LLMs with a verification layer work great (code with tests)
I know my field quite well and I can one-shot many useful things. I can't trust any of it but I can trust tests and verification tools.
When you set up your Claude Science instance you can see that they're connecting to crossref, semantic scholar, pubmed, ArXiv, FDA. They instruct the LLM to validate citations.
My testing with this technique indicates that method they seem to be using (rag with an instruction to check sources) will reduce the confabulation rate for citations from the base rate 50-60% for regular models (e.g. regular Claude) to 5-15% (depending on how they implemented it).
On the one hand this is way better.
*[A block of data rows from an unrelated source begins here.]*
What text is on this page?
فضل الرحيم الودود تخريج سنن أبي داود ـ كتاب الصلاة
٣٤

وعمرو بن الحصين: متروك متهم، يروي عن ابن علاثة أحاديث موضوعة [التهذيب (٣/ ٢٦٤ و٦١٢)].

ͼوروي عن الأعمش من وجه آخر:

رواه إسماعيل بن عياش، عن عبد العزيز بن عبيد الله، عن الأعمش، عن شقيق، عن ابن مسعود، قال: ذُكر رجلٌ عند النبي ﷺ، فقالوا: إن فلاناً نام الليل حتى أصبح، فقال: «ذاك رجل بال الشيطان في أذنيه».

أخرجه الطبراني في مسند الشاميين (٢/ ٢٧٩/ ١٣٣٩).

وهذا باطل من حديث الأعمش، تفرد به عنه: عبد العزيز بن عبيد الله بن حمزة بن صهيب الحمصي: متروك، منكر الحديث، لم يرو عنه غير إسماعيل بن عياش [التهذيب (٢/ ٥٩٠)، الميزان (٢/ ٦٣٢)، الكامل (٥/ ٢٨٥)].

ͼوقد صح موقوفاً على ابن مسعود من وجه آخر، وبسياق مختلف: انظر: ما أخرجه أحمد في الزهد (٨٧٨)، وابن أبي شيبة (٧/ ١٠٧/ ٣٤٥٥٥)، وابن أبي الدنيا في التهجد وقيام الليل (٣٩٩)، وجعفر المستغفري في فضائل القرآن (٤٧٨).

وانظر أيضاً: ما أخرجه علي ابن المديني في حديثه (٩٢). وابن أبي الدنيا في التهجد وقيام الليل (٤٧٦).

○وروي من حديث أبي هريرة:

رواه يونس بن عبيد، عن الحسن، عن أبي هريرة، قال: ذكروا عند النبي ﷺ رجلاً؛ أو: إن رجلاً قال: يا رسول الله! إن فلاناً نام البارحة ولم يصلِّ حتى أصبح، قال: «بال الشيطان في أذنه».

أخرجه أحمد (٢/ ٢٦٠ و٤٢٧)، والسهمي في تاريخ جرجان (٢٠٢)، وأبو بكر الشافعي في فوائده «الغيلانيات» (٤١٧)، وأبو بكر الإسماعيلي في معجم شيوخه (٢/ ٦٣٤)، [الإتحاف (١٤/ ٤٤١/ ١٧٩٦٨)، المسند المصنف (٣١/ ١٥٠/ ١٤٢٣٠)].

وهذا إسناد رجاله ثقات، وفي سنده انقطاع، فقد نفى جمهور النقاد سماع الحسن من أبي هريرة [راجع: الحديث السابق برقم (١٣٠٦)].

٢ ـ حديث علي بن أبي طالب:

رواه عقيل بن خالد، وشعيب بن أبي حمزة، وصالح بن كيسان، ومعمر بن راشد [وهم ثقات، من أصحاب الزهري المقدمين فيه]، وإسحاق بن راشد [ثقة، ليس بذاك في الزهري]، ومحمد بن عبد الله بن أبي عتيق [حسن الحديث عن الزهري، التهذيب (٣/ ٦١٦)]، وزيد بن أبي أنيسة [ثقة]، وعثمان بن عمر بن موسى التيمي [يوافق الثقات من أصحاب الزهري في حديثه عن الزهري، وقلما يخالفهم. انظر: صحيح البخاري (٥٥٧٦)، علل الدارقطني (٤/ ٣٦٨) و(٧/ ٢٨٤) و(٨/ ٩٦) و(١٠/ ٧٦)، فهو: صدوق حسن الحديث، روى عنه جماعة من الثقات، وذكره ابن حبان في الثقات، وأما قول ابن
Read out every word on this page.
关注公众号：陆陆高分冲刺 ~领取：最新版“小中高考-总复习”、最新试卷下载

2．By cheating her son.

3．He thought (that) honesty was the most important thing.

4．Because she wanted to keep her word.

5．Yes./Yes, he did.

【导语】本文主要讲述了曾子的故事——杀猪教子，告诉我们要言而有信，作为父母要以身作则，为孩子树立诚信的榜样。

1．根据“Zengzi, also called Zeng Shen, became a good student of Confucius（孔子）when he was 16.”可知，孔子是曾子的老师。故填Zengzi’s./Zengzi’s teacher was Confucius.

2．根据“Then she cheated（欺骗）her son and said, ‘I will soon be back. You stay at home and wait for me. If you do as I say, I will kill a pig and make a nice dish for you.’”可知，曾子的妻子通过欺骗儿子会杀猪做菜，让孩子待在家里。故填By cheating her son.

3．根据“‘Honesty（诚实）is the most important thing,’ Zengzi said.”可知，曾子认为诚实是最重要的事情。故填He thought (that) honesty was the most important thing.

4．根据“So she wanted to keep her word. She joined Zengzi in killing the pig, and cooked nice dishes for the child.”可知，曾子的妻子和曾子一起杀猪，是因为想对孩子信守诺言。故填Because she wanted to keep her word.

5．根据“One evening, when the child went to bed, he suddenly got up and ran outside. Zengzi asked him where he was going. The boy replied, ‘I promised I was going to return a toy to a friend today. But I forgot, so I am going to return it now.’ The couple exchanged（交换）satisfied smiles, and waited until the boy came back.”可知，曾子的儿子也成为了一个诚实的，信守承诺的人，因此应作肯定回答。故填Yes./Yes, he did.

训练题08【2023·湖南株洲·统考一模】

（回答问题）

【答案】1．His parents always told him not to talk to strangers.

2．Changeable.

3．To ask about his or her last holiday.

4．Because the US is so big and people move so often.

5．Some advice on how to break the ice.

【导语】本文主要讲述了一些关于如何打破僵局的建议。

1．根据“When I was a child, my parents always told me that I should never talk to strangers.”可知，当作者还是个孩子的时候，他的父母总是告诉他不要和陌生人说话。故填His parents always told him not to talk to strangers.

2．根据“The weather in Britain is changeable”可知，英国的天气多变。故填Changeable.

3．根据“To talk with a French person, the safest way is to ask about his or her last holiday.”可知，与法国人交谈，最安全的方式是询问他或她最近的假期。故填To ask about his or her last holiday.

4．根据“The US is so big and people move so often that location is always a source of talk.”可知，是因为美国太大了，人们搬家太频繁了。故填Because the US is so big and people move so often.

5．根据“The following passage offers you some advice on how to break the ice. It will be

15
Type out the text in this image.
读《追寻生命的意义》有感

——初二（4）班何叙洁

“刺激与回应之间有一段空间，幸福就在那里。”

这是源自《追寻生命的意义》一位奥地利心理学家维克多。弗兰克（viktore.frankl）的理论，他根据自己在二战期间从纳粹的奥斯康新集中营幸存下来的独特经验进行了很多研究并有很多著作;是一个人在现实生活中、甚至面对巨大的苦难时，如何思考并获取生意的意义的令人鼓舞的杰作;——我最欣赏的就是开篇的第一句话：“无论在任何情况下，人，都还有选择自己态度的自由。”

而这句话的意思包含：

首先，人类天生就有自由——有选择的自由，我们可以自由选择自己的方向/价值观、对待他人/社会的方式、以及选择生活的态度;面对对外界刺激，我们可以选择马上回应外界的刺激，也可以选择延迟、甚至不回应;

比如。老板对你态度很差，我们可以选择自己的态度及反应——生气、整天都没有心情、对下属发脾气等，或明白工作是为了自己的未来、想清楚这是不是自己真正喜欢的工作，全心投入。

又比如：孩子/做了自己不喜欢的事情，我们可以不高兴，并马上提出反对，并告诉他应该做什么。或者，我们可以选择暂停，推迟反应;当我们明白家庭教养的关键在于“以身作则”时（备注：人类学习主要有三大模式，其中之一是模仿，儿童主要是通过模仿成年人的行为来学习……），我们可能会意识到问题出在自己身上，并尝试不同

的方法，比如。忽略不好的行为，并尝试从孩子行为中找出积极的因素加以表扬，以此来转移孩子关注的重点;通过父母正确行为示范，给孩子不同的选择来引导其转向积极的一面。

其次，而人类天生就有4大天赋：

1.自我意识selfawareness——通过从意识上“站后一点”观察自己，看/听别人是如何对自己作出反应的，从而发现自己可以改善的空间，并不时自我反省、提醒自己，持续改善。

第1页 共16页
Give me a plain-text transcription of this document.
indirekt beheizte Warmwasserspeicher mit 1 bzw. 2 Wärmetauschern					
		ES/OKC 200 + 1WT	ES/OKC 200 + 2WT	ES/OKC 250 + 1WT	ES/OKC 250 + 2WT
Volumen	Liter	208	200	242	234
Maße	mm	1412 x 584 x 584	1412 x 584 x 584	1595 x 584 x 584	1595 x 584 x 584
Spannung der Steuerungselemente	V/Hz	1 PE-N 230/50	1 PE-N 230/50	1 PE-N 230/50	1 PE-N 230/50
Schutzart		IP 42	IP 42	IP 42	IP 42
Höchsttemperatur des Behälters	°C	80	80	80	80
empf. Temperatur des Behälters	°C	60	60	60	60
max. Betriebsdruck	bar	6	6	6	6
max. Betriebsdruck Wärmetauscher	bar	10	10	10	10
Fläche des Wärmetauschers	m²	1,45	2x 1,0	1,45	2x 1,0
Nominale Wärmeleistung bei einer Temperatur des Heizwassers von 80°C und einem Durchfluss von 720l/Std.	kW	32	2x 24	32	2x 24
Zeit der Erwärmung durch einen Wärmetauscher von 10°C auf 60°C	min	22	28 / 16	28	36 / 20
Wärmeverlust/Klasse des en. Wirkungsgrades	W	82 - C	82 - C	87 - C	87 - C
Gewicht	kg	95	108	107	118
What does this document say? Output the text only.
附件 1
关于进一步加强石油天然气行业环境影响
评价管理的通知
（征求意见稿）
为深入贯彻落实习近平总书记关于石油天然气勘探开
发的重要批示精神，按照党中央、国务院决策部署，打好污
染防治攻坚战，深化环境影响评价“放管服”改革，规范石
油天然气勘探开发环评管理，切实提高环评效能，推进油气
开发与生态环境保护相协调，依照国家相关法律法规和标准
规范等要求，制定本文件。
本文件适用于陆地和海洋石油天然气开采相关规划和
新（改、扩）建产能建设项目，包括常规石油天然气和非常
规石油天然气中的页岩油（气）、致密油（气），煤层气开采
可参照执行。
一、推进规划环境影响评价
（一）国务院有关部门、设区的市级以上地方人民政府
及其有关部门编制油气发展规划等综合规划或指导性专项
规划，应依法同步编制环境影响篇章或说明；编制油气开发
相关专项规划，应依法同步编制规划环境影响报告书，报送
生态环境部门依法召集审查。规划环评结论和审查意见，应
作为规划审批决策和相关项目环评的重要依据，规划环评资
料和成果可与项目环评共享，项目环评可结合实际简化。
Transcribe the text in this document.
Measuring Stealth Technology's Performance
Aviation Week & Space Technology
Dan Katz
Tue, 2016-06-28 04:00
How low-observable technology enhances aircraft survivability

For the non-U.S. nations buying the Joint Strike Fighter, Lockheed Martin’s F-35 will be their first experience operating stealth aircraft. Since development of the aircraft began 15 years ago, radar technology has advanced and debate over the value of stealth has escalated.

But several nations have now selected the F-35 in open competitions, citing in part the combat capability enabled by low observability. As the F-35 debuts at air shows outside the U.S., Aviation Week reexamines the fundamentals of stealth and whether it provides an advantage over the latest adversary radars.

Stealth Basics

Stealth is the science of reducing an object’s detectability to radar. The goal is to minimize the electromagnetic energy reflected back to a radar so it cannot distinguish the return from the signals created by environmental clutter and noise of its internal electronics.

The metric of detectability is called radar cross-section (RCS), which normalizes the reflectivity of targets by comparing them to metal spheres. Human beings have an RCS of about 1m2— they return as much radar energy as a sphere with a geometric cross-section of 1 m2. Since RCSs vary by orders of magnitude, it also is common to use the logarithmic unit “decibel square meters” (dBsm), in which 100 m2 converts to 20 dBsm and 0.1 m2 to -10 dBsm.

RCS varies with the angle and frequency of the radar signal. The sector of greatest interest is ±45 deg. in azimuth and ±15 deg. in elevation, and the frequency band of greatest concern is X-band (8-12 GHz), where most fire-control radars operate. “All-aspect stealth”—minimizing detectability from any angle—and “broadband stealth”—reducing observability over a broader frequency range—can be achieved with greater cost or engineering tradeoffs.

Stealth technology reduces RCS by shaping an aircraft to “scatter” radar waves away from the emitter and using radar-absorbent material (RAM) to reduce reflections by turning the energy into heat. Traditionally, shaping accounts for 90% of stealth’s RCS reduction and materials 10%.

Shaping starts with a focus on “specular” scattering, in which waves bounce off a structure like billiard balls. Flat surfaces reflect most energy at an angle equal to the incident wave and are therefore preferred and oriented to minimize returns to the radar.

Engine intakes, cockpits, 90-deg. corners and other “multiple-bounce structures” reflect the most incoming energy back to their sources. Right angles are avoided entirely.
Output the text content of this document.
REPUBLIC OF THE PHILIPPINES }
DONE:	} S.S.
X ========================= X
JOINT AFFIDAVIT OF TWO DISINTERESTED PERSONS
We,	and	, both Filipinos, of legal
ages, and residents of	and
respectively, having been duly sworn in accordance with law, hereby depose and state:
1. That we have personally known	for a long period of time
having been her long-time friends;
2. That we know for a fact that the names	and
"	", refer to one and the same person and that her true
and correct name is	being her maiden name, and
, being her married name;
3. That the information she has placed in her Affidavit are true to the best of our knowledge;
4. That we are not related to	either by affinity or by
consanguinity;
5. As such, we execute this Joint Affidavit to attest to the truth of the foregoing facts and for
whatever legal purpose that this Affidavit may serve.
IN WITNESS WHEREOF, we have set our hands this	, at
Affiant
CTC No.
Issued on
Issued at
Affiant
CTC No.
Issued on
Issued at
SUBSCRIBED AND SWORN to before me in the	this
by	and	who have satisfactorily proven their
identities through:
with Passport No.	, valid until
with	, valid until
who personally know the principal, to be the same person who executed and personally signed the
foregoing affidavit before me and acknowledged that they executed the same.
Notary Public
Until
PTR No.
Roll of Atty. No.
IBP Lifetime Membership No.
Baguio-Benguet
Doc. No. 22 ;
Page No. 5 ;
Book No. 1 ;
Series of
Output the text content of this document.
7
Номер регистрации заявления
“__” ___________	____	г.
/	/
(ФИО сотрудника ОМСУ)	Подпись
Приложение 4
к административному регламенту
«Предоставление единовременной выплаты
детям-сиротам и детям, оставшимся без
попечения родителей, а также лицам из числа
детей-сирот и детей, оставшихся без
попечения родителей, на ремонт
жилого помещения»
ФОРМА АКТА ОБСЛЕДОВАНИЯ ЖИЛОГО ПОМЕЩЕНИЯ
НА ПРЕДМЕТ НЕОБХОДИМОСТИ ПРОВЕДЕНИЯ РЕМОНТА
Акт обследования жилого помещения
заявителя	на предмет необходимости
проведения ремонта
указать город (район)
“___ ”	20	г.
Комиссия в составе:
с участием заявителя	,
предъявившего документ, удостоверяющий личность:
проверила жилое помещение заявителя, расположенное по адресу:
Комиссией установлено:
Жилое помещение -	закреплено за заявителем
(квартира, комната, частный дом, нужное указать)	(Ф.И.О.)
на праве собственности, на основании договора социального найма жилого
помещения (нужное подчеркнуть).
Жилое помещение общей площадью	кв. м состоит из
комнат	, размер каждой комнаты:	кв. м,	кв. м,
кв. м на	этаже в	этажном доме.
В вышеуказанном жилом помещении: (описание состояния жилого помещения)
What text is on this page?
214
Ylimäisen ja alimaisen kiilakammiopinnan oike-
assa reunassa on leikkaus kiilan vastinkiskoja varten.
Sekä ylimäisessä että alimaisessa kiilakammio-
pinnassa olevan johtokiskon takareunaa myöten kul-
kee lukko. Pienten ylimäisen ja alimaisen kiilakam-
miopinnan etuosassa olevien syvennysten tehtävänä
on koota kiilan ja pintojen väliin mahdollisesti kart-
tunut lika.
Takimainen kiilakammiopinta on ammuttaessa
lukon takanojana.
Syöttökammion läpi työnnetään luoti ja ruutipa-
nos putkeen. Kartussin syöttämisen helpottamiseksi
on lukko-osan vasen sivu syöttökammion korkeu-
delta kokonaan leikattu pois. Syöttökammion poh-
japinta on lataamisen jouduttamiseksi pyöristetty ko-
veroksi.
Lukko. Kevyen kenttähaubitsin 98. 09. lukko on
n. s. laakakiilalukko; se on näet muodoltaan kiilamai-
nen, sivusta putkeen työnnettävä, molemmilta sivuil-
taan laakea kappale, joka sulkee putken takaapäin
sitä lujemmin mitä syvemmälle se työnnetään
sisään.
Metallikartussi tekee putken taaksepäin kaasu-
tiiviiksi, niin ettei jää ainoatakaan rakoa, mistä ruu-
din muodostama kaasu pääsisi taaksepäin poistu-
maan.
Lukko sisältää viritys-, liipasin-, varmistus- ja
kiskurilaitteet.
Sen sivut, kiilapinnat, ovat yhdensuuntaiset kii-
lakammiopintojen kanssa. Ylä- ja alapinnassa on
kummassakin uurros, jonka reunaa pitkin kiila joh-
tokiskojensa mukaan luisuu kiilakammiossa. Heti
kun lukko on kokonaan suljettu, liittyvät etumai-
On the other hand it's just good enough that your spot check will look good and your work will still contain hallucinations (which is probably worse than obviously bad).
Getting to zero confabulation would require a different process. (stand-alone validation engine running in parallel in real-time which is hard but not impossible.)
Quite beneficial to keep fake science out of the scholarly record. The good news is that bad papers will show multiple signals of misconduct.
This paper was not retracted for citation fraud, but a citation check gives it a zero score (desk reject)
"Overall Score
0 / 100
High Risk
Feedback Summary
The citation analysis identified significant issues verifying the existence of cited references and references with potentially weak topical alignment.
Document-Level Findings 3
Source location and matching issues
We were able to verify 117 of 144 references against sources. 1 not found, 26 potential mismatches.
One or more references exhibit patterns associated with higher citation risk, which can arise from citation errors or automated reference generation."